しかし、その犠牲になっている人々を無視したときに政治家としては死んでいく。

必ずその人々の声に耳を傾け、個別に救う試みをしなければならない。

その個別の試みは決して全体に影響など与えないだろうが。

人は総論的な事柄を推し進めようとする時、必ず各論的な視点を強く意識なければ、道を間違うことになる。

その視点さえあれば、原爆投下などという人類の愚考など行われることなどなかったのだ。

日本社会でマイノリティーの声に耳を傾ける大切さもここにある。

各論に目を向ける意識は、大きな過ちを防ぐセーフティーボックスになるのだ。

だから私はその女性にお金を与え、その病気の子どもを助けようとするだろう。

一人の母親の声に耳を傾けて取り組めない人間が、大きな事柄をなそうとすると既に危険領域に踏み込んでいることになる。

ましてや、その病気の子どもの運命とその国の生活環境は、時間スパンが違うので、全く結果に影響しないのに。

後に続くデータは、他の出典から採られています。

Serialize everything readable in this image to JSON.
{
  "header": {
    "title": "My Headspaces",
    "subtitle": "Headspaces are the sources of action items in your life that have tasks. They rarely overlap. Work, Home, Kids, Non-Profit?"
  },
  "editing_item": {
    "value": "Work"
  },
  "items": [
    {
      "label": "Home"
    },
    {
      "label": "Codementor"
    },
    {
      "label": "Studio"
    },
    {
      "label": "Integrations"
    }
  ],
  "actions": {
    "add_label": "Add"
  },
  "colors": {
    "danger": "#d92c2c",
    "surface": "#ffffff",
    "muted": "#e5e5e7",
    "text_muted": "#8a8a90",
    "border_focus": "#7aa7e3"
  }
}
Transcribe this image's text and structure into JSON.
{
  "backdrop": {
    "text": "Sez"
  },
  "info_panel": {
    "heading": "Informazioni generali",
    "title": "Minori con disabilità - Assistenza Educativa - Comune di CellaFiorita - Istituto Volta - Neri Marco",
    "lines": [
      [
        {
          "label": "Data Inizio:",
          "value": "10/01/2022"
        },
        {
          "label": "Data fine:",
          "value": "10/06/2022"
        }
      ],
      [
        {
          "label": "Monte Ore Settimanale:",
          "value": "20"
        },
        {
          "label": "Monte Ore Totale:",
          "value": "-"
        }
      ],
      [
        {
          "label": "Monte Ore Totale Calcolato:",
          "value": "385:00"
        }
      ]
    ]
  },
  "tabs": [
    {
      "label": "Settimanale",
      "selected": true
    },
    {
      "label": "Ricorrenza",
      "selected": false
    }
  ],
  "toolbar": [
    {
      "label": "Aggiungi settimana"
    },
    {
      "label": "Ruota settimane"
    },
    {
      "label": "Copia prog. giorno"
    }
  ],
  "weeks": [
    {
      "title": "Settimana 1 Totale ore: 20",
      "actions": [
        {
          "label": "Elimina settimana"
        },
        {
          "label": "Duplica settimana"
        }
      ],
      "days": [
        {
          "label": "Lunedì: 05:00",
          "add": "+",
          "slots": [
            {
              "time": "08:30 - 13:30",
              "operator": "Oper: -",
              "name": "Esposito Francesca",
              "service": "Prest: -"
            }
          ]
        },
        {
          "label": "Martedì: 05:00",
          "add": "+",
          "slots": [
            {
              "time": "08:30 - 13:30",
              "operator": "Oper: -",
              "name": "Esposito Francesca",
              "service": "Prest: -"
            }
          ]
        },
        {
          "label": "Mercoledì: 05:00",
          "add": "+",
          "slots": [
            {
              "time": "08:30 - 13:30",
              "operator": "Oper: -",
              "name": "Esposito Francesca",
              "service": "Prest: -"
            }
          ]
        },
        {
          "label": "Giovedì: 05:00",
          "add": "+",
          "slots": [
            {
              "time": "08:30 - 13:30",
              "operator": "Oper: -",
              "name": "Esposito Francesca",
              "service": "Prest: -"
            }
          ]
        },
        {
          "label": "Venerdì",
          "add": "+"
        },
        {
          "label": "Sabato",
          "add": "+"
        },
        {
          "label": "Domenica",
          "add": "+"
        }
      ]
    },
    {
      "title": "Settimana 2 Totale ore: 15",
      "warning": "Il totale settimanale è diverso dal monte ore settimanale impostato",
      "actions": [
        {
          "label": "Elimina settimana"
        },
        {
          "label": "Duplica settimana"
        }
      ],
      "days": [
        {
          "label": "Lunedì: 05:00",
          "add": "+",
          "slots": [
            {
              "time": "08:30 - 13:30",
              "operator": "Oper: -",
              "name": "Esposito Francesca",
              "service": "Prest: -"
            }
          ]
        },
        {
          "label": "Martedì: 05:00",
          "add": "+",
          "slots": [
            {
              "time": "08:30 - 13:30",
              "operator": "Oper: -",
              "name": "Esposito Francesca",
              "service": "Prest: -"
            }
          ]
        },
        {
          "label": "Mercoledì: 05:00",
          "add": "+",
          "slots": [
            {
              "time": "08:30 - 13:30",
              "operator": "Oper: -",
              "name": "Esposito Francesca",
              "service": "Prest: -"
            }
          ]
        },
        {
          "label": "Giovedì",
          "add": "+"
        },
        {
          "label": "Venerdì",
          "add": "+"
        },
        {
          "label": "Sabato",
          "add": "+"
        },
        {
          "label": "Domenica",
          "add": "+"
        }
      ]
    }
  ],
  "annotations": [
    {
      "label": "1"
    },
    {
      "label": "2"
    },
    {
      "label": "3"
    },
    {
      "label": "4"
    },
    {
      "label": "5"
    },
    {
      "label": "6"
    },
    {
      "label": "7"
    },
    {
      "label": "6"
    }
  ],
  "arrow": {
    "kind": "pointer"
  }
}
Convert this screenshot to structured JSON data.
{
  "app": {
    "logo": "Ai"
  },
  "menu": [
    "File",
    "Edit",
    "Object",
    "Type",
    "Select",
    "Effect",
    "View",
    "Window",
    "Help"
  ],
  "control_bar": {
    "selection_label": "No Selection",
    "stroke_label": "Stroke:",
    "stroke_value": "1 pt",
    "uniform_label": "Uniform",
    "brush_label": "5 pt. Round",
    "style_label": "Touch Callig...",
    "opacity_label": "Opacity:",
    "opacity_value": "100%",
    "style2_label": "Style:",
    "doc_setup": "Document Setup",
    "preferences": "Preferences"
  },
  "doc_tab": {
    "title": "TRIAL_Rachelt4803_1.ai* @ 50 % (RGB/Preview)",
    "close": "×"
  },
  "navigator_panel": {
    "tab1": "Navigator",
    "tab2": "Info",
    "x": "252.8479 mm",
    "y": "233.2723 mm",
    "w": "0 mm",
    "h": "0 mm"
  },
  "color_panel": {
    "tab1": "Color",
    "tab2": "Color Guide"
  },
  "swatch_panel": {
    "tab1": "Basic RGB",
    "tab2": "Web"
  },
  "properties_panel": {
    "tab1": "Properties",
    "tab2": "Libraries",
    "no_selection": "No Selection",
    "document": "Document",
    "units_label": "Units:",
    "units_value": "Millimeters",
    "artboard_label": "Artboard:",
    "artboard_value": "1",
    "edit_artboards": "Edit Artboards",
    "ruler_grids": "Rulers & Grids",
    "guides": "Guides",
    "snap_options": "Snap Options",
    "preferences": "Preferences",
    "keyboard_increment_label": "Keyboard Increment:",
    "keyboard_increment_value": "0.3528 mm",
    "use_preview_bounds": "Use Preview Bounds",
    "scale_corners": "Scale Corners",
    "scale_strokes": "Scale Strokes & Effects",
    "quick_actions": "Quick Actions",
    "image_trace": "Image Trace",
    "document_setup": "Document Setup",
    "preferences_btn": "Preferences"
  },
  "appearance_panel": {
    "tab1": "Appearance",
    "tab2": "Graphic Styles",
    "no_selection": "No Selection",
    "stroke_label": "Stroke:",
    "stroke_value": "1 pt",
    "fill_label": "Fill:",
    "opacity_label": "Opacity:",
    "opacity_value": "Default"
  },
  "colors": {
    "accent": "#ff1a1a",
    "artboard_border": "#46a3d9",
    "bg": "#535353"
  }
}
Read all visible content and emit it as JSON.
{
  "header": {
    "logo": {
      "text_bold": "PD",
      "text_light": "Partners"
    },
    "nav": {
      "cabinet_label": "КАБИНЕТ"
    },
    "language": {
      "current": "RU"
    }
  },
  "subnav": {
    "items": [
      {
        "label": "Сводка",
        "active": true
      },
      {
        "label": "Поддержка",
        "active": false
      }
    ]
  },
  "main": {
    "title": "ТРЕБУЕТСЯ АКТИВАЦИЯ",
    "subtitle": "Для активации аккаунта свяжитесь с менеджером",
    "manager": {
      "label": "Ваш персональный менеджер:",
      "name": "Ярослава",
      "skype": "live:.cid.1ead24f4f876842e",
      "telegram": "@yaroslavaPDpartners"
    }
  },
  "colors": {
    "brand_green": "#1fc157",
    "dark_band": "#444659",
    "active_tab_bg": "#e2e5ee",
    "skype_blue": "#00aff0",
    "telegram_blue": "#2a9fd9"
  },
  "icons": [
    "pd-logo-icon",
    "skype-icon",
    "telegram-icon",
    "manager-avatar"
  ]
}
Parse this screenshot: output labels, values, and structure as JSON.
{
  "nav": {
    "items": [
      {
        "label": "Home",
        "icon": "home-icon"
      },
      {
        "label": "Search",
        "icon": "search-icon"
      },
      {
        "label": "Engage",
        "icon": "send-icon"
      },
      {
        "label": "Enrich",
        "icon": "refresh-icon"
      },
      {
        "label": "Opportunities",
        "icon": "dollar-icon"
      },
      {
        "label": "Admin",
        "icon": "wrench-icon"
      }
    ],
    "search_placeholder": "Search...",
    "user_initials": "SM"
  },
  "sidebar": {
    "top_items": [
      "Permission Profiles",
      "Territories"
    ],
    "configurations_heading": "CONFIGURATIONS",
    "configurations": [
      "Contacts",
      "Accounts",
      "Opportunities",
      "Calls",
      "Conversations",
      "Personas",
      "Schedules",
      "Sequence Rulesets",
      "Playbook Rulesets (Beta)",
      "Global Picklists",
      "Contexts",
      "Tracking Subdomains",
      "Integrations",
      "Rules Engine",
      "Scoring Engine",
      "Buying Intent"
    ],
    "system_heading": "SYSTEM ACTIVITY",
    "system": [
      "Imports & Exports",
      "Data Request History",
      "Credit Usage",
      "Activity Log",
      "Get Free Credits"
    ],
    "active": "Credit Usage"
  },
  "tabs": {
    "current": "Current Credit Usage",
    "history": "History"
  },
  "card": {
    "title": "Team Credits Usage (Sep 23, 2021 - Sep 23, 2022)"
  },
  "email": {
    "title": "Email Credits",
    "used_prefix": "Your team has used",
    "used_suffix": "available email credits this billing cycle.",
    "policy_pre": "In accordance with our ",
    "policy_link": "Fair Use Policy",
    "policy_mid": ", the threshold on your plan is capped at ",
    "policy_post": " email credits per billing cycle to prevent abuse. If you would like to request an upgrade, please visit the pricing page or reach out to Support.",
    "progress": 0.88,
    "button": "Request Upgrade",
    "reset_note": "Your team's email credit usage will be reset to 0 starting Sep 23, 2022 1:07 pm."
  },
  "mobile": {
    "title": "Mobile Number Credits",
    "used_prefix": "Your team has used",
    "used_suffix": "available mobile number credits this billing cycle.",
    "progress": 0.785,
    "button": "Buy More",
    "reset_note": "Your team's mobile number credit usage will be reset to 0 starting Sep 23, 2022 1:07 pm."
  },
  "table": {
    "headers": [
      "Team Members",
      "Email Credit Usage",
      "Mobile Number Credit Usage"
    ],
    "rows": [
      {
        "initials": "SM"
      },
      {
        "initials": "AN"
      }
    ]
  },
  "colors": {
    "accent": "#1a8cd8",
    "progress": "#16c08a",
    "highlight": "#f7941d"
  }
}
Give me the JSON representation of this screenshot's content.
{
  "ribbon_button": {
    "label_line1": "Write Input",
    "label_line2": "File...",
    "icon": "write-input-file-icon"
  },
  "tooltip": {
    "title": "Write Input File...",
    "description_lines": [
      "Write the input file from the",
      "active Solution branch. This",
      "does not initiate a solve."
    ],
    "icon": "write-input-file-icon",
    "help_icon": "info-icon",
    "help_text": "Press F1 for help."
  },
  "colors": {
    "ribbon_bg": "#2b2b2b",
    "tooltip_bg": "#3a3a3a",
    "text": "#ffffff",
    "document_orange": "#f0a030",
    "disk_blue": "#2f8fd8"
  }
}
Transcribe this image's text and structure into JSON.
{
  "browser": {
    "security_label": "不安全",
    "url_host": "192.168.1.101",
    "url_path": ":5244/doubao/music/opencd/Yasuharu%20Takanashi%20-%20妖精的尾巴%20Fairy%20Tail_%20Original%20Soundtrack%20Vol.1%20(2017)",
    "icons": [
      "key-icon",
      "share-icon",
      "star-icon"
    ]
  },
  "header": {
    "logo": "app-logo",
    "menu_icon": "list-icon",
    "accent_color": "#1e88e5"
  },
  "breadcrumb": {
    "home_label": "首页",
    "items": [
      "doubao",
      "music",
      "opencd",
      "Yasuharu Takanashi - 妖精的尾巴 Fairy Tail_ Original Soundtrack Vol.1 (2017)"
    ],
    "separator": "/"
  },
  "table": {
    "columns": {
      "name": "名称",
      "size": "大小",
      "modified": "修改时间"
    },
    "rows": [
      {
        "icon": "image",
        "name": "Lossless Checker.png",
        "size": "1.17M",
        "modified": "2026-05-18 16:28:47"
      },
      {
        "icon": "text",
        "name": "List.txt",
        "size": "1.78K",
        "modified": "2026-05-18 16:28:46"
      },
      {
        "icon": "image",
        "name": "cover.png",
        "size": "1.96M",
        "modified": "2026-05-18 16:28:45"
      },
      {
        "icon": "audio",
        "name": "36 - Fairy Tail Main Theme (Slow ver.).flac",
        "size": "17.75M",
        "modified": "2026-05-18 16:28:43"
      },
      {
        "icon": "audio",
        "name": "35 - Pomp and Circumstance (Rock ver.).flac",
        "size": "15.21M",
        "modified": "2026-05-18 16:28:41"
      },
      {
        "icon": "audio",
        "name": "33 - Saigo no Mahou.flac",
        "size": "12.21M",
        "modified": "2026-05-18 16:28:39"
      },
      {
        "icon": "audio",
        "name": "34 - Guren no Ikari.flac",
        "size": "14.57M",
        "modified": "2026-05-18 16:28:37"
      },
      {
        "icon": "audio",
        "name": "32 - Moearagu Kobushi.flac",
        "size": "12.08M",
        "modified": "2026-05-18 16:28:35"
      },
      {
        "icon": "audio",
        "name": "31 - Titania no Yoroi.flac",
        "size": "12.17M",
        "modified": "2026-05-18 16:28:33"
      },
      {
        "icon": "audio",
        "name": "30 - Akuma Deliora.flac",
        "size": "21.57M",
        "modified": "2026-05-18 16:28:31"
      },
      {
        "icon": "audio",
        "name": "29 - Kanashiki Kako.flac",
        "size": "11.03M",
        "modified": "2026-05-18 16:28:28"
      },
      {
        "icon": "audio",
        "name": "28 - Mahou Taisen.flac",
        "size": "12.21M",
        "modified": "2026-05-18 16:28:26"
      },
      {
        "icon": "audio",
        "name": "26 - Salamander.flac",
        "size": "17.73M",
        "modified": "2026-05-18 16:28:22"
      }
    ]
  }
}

そして、自分の医療を振り返ると、医者になった動機は、やはり各論的に一人ひとりの患者に関わり助けることができればということだった。

その国の医療を良くしようとか、日本の医療レベルを上げようとかそんな気持ちは微塵もなかった。

はじめからあったのは、ひたすら患者のために働く自分の姿だけだった。

それを今も、ひたすら繰り返しているだけなのだ。

私の医療活動。

ジャパンハートの医療活動は、各論をひたすら愚直に繰り返す医療活動であろうと。

患者一人ひとりの人生を考える医療であろうと思う。

現地の医療者を育てることが一番、患者のためになるのならばそうしよう。

そうでなければ、それはしない。

それは総論的に理屈で良いからではなく、それが各論的に患者のためになるのならばそうするというだけだ。

だから政治を変えろという提言もしない。それはそれでやる人たちがいる。

その人たちに任せればいい。

私たちはどんな時代になっても、どんな状況でもひたすら患者個人の人生に関わり続けよう。

それがこの活動に関わる多くの人々の動機であったし、今も私たちの唯一の共通した志となる。